这一下来得太突然,毫无预兆。
一不留神,就被探入齿关,直抵舌根。
一股细流顺喉而下。
田夏用力推开将军。
双手捂住脖子。
姚将军感到嘴里有丝血腥气,舌上微微刺痛。
唇齿间却是极甜的。
“是什么?”
田夏伸指要往喉咙里掏。
将军见她这反应,不禁哑然失笑。
“不是毒药。

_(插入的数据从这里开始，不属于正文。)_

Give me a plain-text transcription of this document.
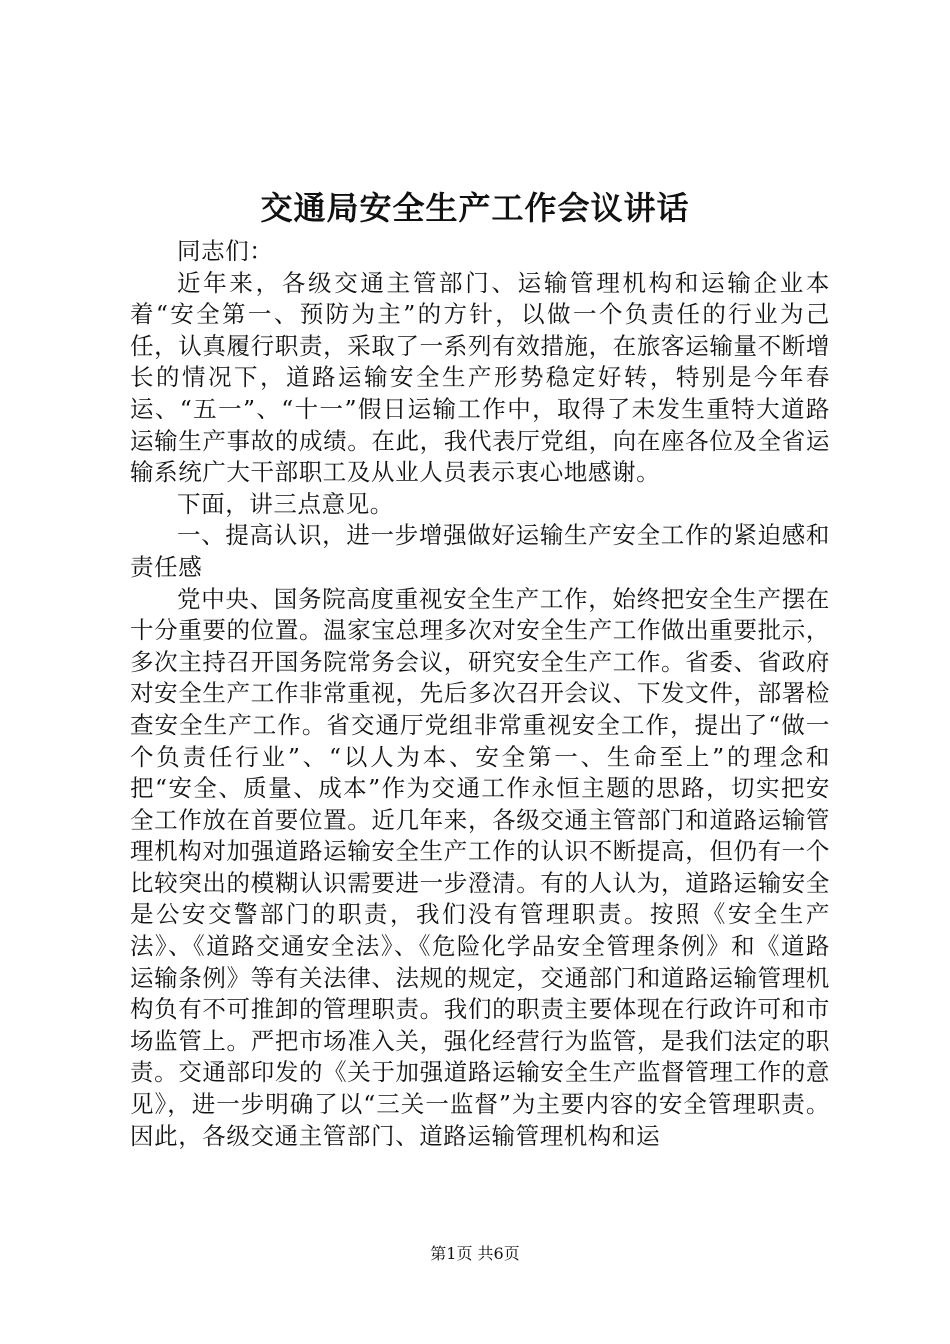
交通局安全生产工作会议讲话

同志们：

近年来，各级交通主管部门、运输管理机构和运输企业本着“安全第一、预防为主”的方针，以做一个负责任的行业为己任，认真履行职责，采取了一系列有效措施，在旅客运输量不断增长的情况下，道路运输安全生产形势稳定好转，特别是今年春运、“五一”、“十一”假日运输工作中，取得了未发生重特大道路运输生产事故的成绩。在此，我代表厅党组，向在座各位及全省运输系统广大干部职工及从业人员表示衷心地感谢。

下面，讲三点意见。

一、提高认识，进一步增强做好运输生产安全工作的紧迫感和责任感

党中央、国务院高度重视安全生产工作，始终把安全生产摆在十分重要的位置。温家宝总理多次对安全生产工作做出重要批示，多次主持召开国务院常务会议，研究安全生产工作。省委、省政府对安全生产工作非常重视，先后多次召开会议、下发文件，部署检查安全生产工作。省交通厅党组非常重视安全工作，提出了“做一个负责任行业”、“以人为本、安全第一、生命至上”的理念和把“安全、质量、成本”作为交通工作永恒主题的思路，切实把安全工作放在首要位置。近几年来，各级交通主管部门和道路运输管理机构对加强道路运输安全生产工作的认识不断提高，但仍有一个比较突出的模糊认识需要进一步澄清。有的人认为，道路运输安全是公安交警部门的职责，我们没有管理职责。按照《安全生产法》、《道路交通安全法》、《危险化学品安全管理条例》和《道路运输条例》等有关法律、法规的规定，交通部门和道路运输管理机构负有不可推卸的管理职责。我们的职责主要体现在行政许可和市场监管上。严把市场准入关，强化经营行为监管，是我们法定的职责。交通部印发的《关于加强道路运输安全生产监督管理工作的意见》，进一步明确了以“三关一监督”为主要内容的安全管理职责。因此，各级交通主管部门、道路运输管理机构和运

第1页 共6页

”
田夏顿然停住,看向将军,一脸莫名。
“将军想办事,直说就是,哪用得上助兴?”
“也不是……”
姚将军把药瓶递给田夏。
“曾有段日子,每每想睡又总惊醒,沛公怕我熬不过,调了这药,安心神的,没有坏处,小孩子怕苦,还加了饴蜜。”
田夏接过来,嗅了嗅,果然甘香扑鼻。
这才察觉嘴里反甜。
若单出于好意,哪犯得着口对口?
只消说一声,她自己吃就是。
若起了什么心思,也大可不必趁人不防。
明明她积极得很,早做好准备。
有什么好纠结?
想不通。
田夏捡起塞子,拿袖子擦了两下,还塞住瓶口,随手收进衣袋里。
朝将军看去。
正要说话,却见将军偏开了头,垂眼瞧向一旁。
将军其实酒量不差,只是不大爱酒。
有时营里同乐,免不了要灌上一顿。
也不见有什么变化。
这时没喝酒,倒显出微醺的情态。
似在脸面上抹了一层浅淡的胭脂。
那新疤本就皮薄,这时更充血了一样。
田夏见了,新奇得很:
“将军莫非头一回?”
姚将军斜睇田夏,眼神里似有责怪之意。
“不早便定下是你的?”
说完又移开眼,却不知在计较什么。
只是看起来不大畅意,想来心里总有压抑。
田夏想起文姜姑姑说她很小的时候,总爱拿口水糊爹娘的脸。
虽然田夏半点儿记不得了。
但文姜姑姑每每提起,总是乐得跟什么似的。
田夏趁将军出神,又悄悄挪近。
在他脸上吧唧一口。
正亲在疤面上。
将军一愣,愕然瞪向她。
田夏道:
“总归是喜欢才会做的事,有什么不行的?”
姚将军神情里透出些晦暗,把田夏往怀里搂了搂。
解去她外衣,抱起来入了内帐,轻轻柔柔放在床上。
拉过被子替她盖上。
田夏近来睡眠是不大好。
也不知是不是安神药的作用,脑一沾枕就晕乎起来。
沉沉睡到第二天,直到锦儿来叫她。
叫了多声,才醒转过来。
这一清醒,猛然一惊,坐起身,环顾四周。
“将军什么时候走的?”
“听管事的说,天没大亮就走了,姑姑见你睡得香,叫别吵到你,可眼下都快中午了。”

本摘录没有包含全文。